Dhanus is traditionally linked to the Nine Prajapatis who assisted the Demiurgos in constructing the material universe. These Holy Ones are the same as the Nine Kabalistic Sephiroth, the THREE TRINITIES which, together with the One, represent the Pythagorean mystic Decad. They are "THE VOICE OF THE LORD SVABHAVAT, THE NUMBERS, FOR HE IS ONE AND NINE." Thus the Nine, corresponding to the 'Ninth Creation,' are the totality of creators which blend in One and become the Ten. In The Secret Doctrine it is said that the Ninth Creation is that which took place in the 'Sea of Fire,' the radiant Mulaprakriti, or undifferentiated Cosmic Substance. This is the fire which generates Mahat, the sacred gift of Prometheus. First there is the One which becomes Two plus One, giving the Tetrad or Four. The number becomes Four and Three and Two. "TAKE THE FIRST TWO, AND THOU WILT OBTAIN SEVEN, THE SACRED NUMBER OF LIFE; BLEND WITH THE LATTER AND THOU WILT HAVE NINE, THE SACRED NUMBER OF BEING AND BECOMING." If seven is life, then nine is generative life and symbolizes masculine energy and cyclic existence. It is through the Nine Prajapatis that the potencies of Brahma are subsequently generated for the work of creation. The Invisible Point expands from within, producing its garment and, in turn, the brightness of this latter also expands. Thus, through a constant 'upheaving motion,' the world originated. The Spiritual Substance sent forth by the Infinite Light is the first Sephira or Shekinah. Sephira exoterically contains all the other Nine Sephiroths in her. This exoteric unfoldment describes the ninefold emergence of man.

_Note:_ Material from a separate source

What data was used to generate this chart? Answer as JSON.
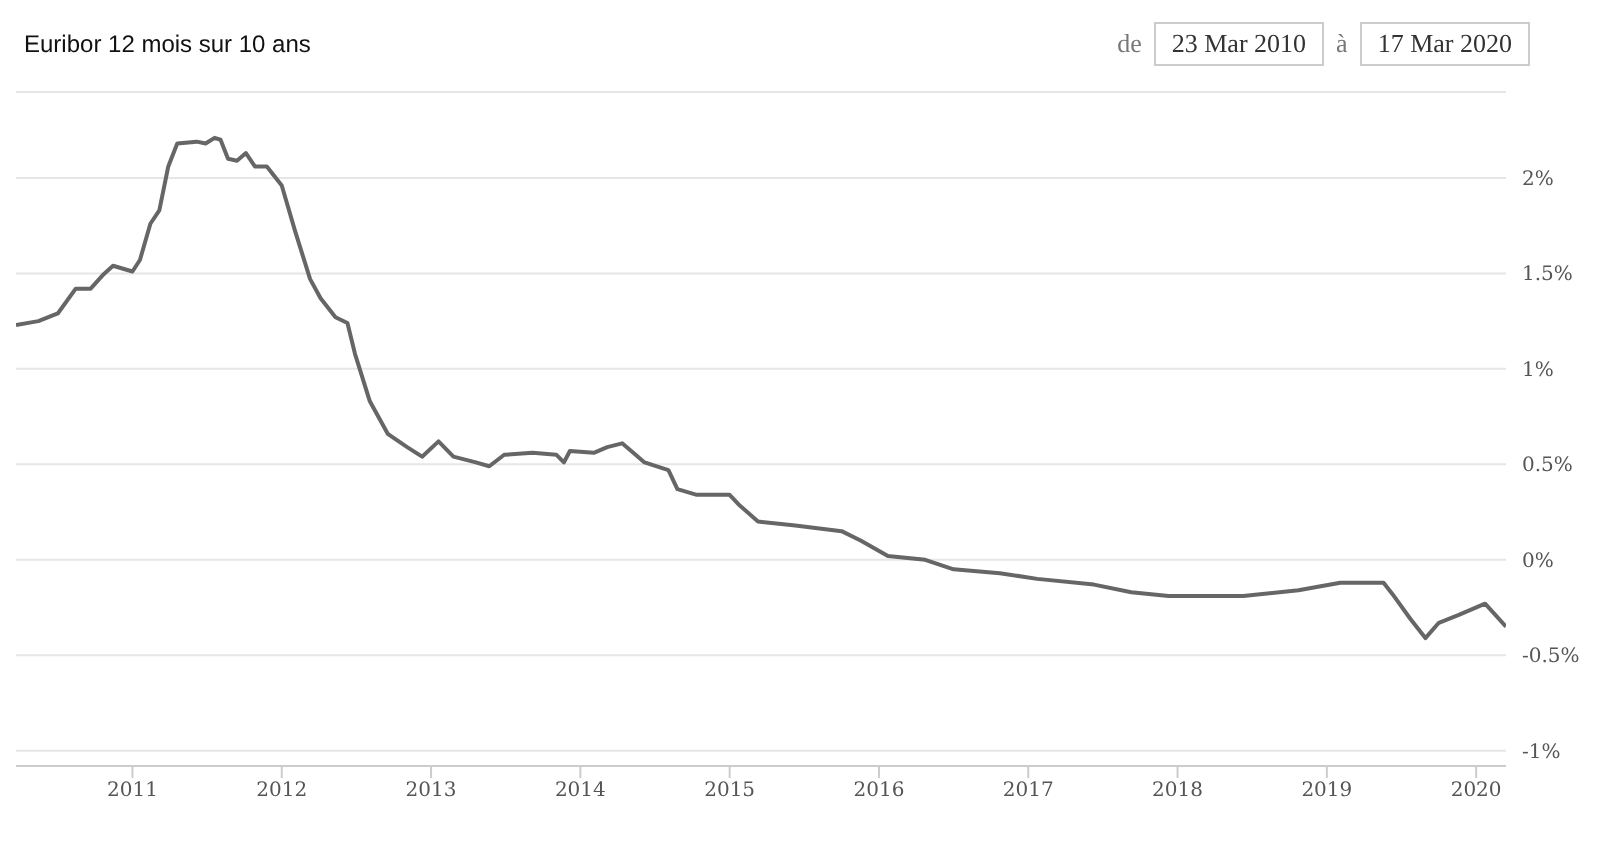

 Before the separation of the sexes in the mid-Third Root Race there was no sign of Libra, and Virgo and Scorpio were one. After the division there were thus two extra signs. The fruit gathered is that of the gestated man, plus the energy of the separation and union. This separation mirrors the cosmic division of the One and produces a tension symbolized by the balance of Libra, or the bow between the two, and marks the manifestation into the visible world of that which has developed on the unseen planes. Thus there is a new duality producing a trinity on earth, the energies of which must be raised up into the triangular point of the aspiring arrow of Sagittarius.

 There is a striking analogy here with the fact that the human foetus is fully formed at seven months and yet remains unmanifest in the womb for two more months. During the last two months the foetus tuples in weight, taking on a thick layer of adipose tissue It is taking on grosser sheaths in preparation for emergence into the world. There is a further refinement of sexual development during this stage which corresponds to the cosmic process whereby the seven became the nine. This is clearly linked up with the potencies (of Brahma) that are to be generated (through the Nine Prajapatis) for the work of creation. The mystery of the ten female gates and the nine male gates can only be solved by Buddhic intuition. H.P. Blavatsky declared, "When the Western Orientalists have mastered the real meaning of the Rig-Vedic divisions of the World - the two-fold, three-fold, six- and seven-fold, and especially the NINE-FOLD DIVISION, the mystery of the cyclic divisions applied to heaven and earth, gods and men, will become clearer than it is now."

 The zodiacal sign of Sagittarius marks the rise of the soul to an Apollonian grasp of destiny. Well it may heed the courageous example of the selfless Chiron who sacrificed himself so readily in an effort to restore the fallen Prometheus to his rightful Olympian throne. A steady gaze, firm stance and complete openness to the heartbeat of the universe are required if the pilgrim soul would loose the arrow of its being from a perfectly balanced bow and strike the very centre of the Spiritual Sun.